Por falta de regras transitórias, Sindipúblico questiona novo estatuto do servidor e ajuíza ação para garantir quinquênio

O Sindipúblico ajuizou ação coletiva para resguardar o direito de seus filiados que, até o dia anterior a vigência do novo Estatuto do Servidor (27/07/2020), não tenham completado 5 anos de efetivo exercício para obter a gratificação adicional por tempo de serviço (quinquênio).

Os argumentos utilizados na ação foram de que o novo Estatuto não trouxe regra transitória para resguardar o direito dos servidores que não completarem o tempo necessário para obtenção da gratificação adicional até o dia anterior a entrada em vigor do novo Estatuto (27/07/2020), além do insuficiente prazo de 180 dias para a vigência das novas alterações, sem assegurar a possibilidade de implementação dos requisitos exigidos no Estatuto revogado.

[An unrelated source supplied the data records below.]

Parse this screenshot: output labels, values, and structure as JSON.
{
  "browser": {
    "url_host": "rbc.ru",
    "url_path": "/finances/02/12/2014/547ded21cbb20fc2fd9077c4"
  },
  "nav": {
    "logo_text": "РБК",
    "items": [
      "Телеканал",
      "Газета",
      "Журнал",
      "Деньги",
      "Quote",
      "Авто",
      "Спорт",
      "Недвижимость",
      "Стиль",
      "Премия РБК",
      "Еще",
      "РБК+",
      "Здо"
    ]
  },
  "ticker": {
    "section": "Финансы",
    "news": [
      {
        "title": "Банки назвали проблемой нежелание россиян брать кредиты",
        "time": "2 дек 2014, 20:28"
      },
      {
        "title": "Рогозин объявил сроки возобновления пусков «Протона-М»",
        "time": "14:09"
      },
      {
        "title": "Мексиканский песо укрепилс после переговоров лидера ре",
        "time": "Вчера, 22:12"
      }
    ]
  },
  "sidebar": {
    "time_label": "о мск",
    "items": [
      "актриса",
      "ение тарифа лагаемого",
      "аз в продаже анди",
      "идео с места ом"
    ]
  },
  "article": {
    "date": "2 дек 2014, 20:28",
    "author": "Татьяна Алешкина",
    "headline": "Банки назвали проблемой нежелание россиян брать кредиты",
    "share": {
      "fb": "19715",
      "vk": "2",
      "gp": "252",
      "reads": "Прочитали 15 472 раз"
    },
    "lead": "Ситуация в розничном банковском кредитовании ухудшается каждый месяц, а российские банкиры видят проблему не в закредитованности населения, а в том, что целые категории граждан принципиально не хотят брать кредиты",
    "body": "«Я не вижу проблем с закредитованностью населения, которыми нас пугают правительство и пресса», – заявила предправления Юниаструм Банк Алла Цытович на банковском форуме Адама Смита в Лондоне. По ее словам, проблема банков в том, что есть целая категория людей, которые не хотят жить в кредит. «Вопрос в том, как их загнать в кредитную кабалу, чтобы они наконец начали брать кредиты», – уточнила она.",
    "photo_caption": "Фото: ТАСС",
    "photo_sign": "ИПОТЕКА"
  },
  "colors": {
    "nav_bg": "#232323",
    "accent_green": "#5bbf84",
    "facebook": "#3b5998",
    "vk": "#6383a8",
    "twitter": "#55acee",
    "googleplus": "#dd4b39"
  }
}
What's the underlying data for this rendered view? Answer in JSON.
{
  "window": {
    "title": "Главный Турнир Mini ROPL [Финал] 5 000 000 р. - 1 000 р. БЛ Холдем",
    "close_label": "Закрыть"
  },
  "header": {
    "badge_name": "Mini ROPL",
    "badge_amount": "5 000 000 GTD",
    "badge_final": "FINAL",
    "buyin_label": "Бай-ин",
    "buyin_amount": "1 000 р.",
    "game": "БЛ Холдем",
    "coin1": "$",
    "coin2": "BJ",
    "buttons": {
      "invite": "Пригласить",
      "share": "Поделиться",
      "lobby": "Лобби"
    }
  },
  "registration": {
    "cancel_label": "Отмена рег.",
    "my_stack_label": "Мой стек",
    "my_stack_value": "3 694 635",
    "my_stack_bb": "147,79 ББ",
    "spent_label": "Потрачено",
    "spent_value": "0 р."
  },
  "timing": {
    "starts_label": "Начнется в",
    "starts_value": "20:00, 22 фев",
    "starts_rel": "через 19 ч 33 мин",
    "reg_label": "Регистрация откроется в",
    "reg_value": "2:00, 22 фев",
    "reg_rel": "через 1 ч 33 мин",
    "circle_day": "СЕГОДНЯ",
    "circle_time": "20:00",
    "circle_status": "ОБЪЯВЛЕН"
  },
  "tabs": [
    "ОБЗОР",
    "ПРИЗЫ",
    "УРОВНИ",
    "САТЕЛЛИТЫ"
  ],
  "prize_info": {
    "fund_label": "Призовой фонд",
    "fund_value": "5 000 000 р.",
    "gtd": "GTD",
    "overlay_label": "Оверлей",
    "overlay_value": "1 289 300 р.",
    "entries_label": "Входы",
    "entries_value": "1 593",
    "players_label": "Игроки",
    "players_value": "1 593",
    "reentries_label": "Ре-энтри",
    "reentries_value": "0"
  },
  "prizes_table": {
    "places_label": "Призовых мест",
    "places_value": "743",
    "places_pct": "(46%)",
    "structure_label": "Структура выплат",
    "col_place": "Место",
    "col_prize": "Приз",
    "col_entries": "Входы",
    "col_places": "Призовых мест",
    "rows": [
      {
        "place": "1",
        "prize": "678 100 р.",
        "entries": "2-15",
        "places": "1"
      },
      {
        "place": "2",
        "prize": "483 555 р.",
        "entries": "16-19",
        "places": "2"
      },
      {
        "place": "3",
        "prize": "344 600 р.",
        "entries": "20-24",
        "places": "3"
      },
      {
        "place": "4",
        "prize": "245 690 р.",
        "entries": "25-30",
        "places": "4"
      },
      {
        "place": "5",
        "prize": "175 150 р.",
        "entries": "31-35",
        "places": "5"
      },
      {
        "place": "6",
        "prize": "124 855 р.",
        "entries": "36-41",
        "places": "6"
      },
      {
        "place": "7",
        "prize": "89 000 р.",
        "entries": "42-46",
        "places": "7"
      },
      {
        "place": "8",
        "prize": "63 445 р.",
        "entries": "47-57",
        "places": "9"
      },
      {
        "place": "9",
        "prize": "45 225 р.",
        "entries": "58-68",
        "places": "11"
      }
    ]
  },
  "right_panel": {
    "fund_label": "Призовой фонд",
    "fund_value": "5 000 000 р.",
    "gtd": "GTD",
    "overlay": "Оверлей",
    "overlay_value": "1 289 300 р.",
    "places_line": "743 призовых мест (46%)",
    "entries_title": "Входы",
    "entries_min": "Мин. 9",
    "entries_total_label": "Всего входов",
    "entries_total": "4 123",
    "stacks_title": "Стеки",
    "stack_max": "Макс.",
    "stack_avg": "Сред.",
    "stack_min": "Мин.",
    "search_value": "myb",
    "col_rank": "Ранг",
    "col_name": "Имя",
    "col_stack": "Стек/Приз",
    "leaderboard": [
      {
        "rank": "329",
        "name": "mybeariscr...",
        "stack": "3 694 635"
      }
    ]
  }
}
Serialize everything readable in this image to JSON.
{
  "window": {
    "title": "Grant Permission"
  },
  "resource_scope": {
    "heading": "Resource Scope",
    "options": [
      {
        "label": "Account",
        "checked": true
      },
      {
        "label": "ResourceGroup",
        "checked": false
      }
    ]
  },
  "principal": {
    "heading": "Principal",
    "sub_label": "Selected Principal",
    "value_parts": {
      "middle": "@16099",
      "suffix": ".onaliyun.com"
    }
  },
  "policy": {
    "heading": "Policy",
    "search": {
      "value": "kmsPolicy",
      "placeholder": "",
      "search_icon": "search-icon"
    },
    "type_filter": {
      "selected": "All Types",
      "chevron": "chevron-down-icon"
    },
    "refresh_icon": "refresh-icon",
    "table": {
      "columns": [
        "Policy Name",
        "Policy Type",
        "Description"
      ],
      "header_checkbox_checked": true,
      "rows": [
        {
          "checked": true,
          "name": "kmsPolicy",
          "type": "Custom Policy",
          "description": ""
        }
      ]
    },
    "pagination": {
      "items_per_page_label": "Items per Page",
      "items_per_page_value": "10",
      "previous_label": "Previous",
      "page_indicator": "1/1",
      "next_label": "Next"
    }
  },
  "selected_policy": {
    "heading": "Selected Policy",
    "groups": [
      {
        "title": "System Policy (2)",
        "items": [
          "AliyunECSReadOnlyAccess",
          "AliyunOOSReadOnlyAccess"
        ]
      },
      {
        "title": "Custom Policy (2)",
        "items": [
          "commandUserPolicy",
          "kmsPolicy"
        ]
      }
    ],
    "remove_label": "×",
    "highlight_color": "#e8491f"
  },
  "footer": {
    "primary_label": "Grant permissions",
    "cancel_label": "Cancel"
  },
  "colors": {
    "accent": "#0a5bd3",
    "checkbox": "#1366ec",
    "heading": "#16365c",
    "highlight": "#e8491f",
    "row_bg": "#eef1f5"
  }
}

O sindicato argumenta que, por força do princípio da segurança jurídica (confiança legítima), é inaceitável a extinção de um direito existente há mais de 30 anos, de forma abrupta, fulminando imediatamente pretensões que, segundo as regras então vigentes, ainda poderiam ser exercidas.

Foi solicitada a declaração de inconstitucionalidade de alguns dispositivos da Lei n. 20.756/2020, possibilitando o reconhecimento do direito dos filiados que iniciaram a contagem do tempo de efetivo serviço público em obter o quinquênio, mesmo que os 5 anos sejam completados após a vigência do novo Estatuto.

A ação foi distribuída ao Juízo da 5ª Vara da Fazenda Pública Estadual da Comarca de Goiânia. Em relação aos servidores que já completaram o tempo necessário, o sindicato informa que o quinquênio será incluído na folha de pagamento desse mês (junho), conforme informações da Secretaria de Estado da Administração.